Since the beginning of modern times, man has sought to find ways to improve the quality and quantity of the array of flowers and produce in his garden. Countless attempts at fertilizers and gardening tricks have been tried – some more successful than others.
As odd as it may seem, seaweed fertilizer is among the most prized Master Gardener tricks. We’ll take a look at a brief history of how seaweed has been used in the garden as well as characteristics and uses of this most fascinating sea product.
The use of seaweed has been part of the history of seacoast countries for centuries. In England, in the Channel Islands, there is actually a trade called vraicking, where seaweed is harvested and then dried before it is sorted for different uses including fertilizer.
In times past in Ireland, the soil was lifted in rows and then seaweed was placed down before the soil was laid back down. Not practiced so much anymore, this is how potatoes were planted and cultivated. To this day, Ireland cultivates and harvests some 35,000 tons of an estimated 500+ species of seaweed and kelp as a small part of their coastal industries.
Why seaweed is such an amazing additive to gardens, then and now, is due to the fact that the world’s oceans contain every element known to mankind. Naturally sea plants will avail themselves of this, which makes them an ideal amendment for the garden.
It’s the popular choice for conscientious gardeners who want an all-natural plant based product to add to their soil in junction with other natural sources of fertilizer. It doesn’t have the negative “news” of big industry name brand chemical synthesized fertilizers with all the questionable by-products and pollution that come with processing and manufacturing.

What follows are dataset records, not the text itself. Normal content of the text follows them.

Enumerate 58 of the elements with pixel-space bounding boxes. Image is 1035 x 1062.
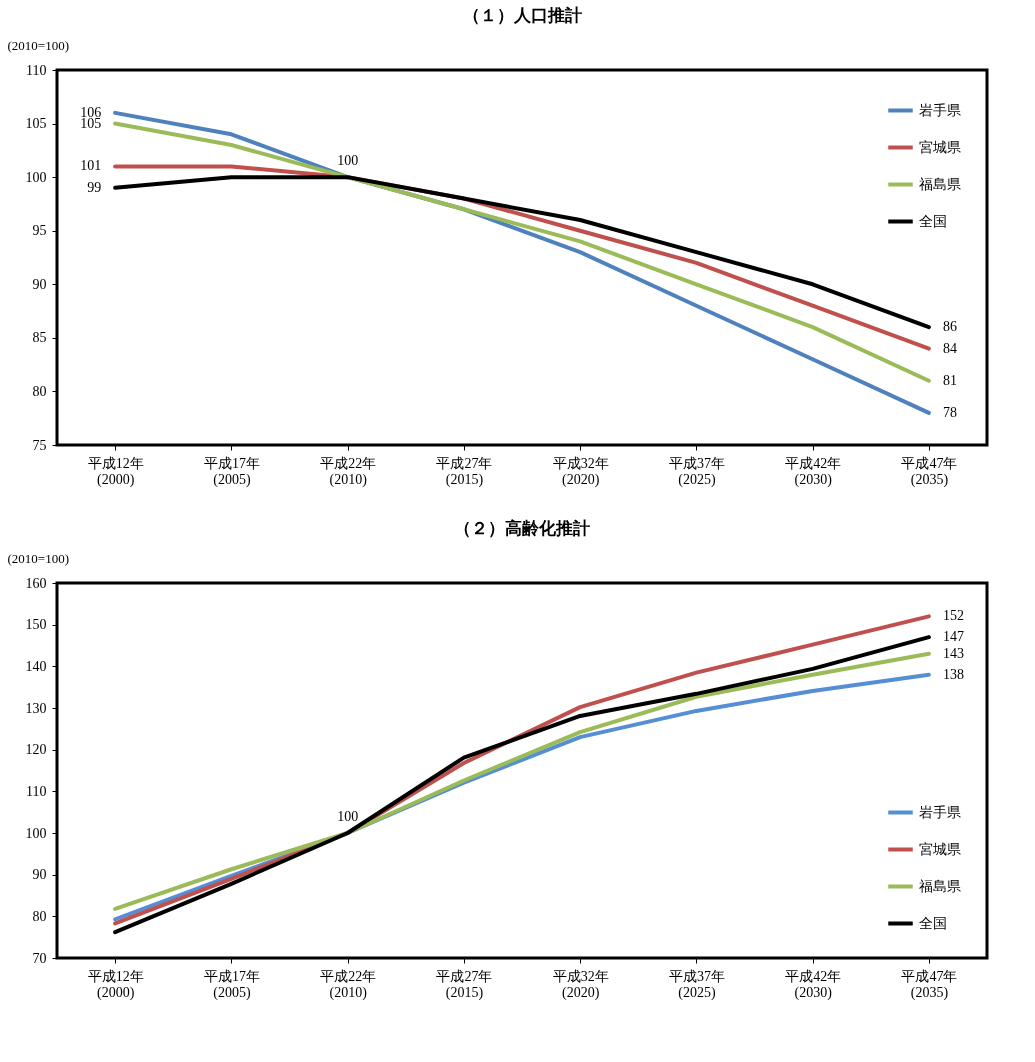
data-label: 99 (87, 179, 102, 195)
x-tick-label: 平成42年 (2030) (785, 455, 842, 488)
y-axis-title: (2010=100) (7, 550, 69, 566)
y-tick-label: 120 (25, 742, 47, 758)
x-tick-label: 平成22年 (2010) (320, 455, 377, 488)
legend-label: 宮城県 (919, 840, 961, 857)
chart-title: （１）人口推計 (462, 5, 582, 25)
y-tick-label: 80 (32, 383, 47, 399)
x-tick-label: 平成42年 (2030) (785, 968, 842, 1001)
y-tick-label: 105 (25, 116, 47, 132)
y-tick-label: 80 (32, 908, 47, 924)
y-tick-label: 130 (25, 700, 47, 716)
chart-title: （２）高齢化推計 (454, 518, 590, 538)
data-label: 138 (942, 666, 964, 682)
data-label: 152 (942, 608, 964, 624)
x-tick-label: 平成17年 (2005) (203, 968, 260, 1001)
data-label: 81 (942, 372, 957, 388)
y-tick-label: 85 (32, 330, 47, 346)
legend-label: 全国 (919, 212, 947, 229)
data-label: 100 (337, 153, 359, 169)
y-tick-label: 160 (25, 575, 47, 591)
legend-label: 全国 (919, 914, 947, 931)
data-label: 78 (942, 404, 957, 420)
x-tick-label: 平成47年 (2035) (901, 968, 958, 1001)
data-label: 86 (942, 319, 957, 335)
x-tick-label: 平成22年 (2010) (320, 968, 377, 1001)
x-tick-label: 平成32年 (2020) (552, 455, 609, 488)
y-axis-title: (2010=100) (7, 37, 69, 53)
data-label: 100 (337, 809, 359, 824)
x-tick-label: 平成12年 (2000) (87, 968, 144, 1001)
legend-label: 福島県 (919, 175, 961, 192)
y-tick-label: 110 (26, 783, 47, 799)
x-tick-label: 平成12年 (2000) (87, 455, 144, 488)
y-tick-label: 90 (32, 867, 47, 883)
data-label: 84 (942, 340, 957, 356)
y-tick-label: 100 (25, 825, 47, 841)
y-tick-label: 70 (32, 950, 47, 966)
legend-label: 岩手県 (919, 101, 961, 118)
x-tick-label: 平成27年 (2015) (436, 455, 493, 488)
y-tick-label: 100 (25, 169, 47, 185)
x-tick-label: 平成32年 (2020) (552, 968, 609, 1001)
x-tick-label: 平成37年 (2025) (668, 968, 725, 1001)
data-label: 143 (942, 645, 964, 661)
data-label: 101 (80, 158, 102, 174)
x-tick-label: 平成27年 (2015) (436, 968, 493, 1001)
legend-label: 宮城県 (919, 138, 961, 155)
x-tick-label: 平成47年 (2035) (901, 455, 958, 488)
y-tick-label: 90 (32, 276, 47, 292)
y-tick-label: 95 (32, 223, 47, 239)
y-tick-label: 150 (25, 617, 47, 633)
x-tick-label: 平成17年 (2005) (203, 455, 260, 488)
y-tick-label: 75 (32, 437, 47, 453)
legend-label: 福島県 (919, 877, 961, 894)
x-tick-label: 平成37年 (2025) (668, 455, 725, 488)
y-tick-label: 110 (26, 62, 47, 78)
legend-label: 岩手県 (919, 803, 961, 820)
data-label: 147 (942, 629, 964, 645)
y-tick-label: 140 (25, 658, 47, 674)
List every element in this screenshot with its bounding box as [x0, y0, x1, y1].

It’s interesting to note how seaweed fertilizer is used. It can be directly added to your soil as mulch to your garden around and between the plants, although it breaks down very rapidly.
It can be added to your compost bin too, to add great richness and friability to the overall humus. It can also be made into to a “tea” either from the liquid extracts or the powder forms available. This is then misted onto the leaves as a foliar feed.
Seaweed has had a long and productive history in gardens worldwide. You may be fortunate enough to find it near your home if you live near the sea. But for the rest of you, who may not have this convenience, visit your local nursery or garden supply and ask for kelp meal or another product based on seaweed. And while you’re there, ask them to give you some tips on how to add it to your garden to give it new life.